LSSL 5385: Printz or Printz Honor Books

Shusterman, N. (2017). Scythe. New York, NY: Simon & Schuster BFYR.


This first installment in the Arc of a Scythe series is a Printz Honor recipient and a 2018-19 Texas Lonestar recommended novel. Set in an undetermined dystopian future, it explores the question of how society would function if death were defeated and human beings could live infinitely. In signature Shusterman style, the story addresses the logistics of how people would approach and legislate population controls, as well as how moral and ethical standards would be altered by what is such a highly-sought after change.

In a world where there is no disease and fatal accidents are immediately rectified, even suicide is not an option. Thus, society has employed the use of highly-regarded professionals called scythes, who are intended to be above reproach and to take their sacred duty of culling the population very seriously. They are outside the reach of other laws, as well as separated from any involvement with the Thunderhead, the all-knowing artificial intelligence who has evolved from the former “cloud” and become self aware, tasking itself with the unbiased and benign care of human beings.

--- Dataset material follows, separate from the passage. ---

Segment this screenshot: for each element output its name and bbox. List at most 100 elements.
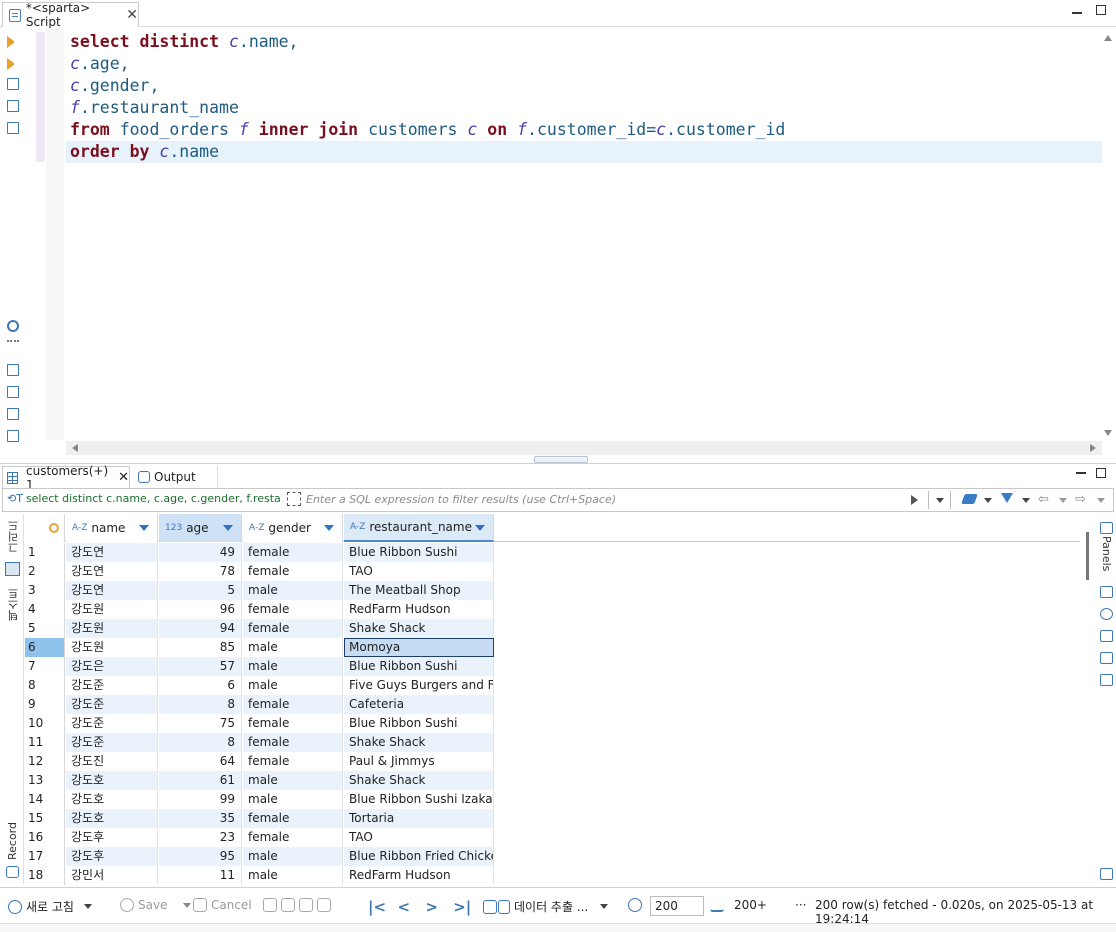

Through two separate and chance encounters, teens Rowan and Citra make an impression upon, and are selected for apprenticeship, by the Honorable Scythe Faraday. Though neither desires such an education, they leave their families to begin their year-long training--and a new friendship--only to find themselves unwittingly pitted against each other as mortal competitors by bitter individuals among the schythedom’s leadership. Again in characteristic Shusterman tone, the futuristic society is careful to choose vocabulary that is considered non-threatening--people are not “killed,” but rather, “gleaned”--and inevitably, human fallibility invades the foundation of best-laid plans, creating malignant cracks.

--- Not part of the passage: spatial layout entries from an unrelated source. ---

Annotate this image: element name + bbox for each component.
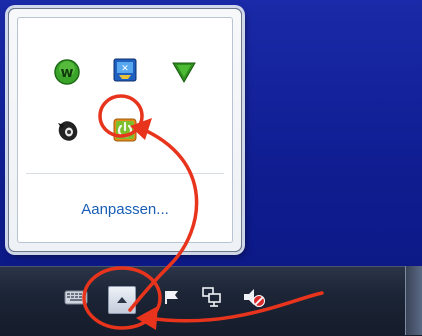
popup-divider [26,173,224,174]
svg-text:✕: ✕ [121,64,129,74]
w-app-icon[interactable]: w [51,56,83,88]
customize-link[interactable]: Aanpassen... [18,201,232,218]
network-icon[interactable] [198,283,226,311]
speaker-icon[interactable] [51,114,83,146]
show-desktop-button[interactable] [405,266,422,335]
tray-overflow-panel: w ✕ Aanpassen... [17,17,233,243]
flag-icon[interactable] [158,283,186,311]
volume-muted-icon[interactable] [240,283,268,311]
tray-overflow-popup: w ✕ Aanpassen... [8,8,242,252]
show-hidden-icons-button[interactable] [108,286,136,314]
svg-text:w: w [61,65,74,81]
keyboard-icon[interactable] [62,283,90,311]
chevron-up-icon [117,297,127,303]
remote-connection-icon[interactable]: ✕ [109,54,141,86]
green-arrow-down-icon[interactable] [168,56,200,88]
power-icon[interactable] [109,114,141,146]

Throughout the year-long first novel told through third person, the reader learns of historical facts through entries from various scythes’ “gleaning journals,” as well as laws, hierarchies, and inner-workings of the overarching A.I. involving a mentally-held conversation with the Thunderhead. As the action rises and the reader questions how Rowan and Citra can possibly avoid one having to glean the other, it becomes apparent that there is far more at stake than just their own personal survival, friendship, and possible romance. Society as they know it is under attack, and they, along with their few true friends and mentors, face a seemingly insurmountable task in defeating the corrupted powers that are only interested in their own self-advancement and pleasures.

This is a fast-paced story full of unexpected turns, and does an excellent job of having the reader suspend disbelief and accept a backdrop in which killing is a necessitated “honor,” all the while rooting on the hero and heroine. Young adult readers will not only be invested in the protagonists’ fates, reading on in the second installment, but also challenged to consider what really makes us human, and how we personally would respond to similar ethical dilemmas--both possibly, and presently.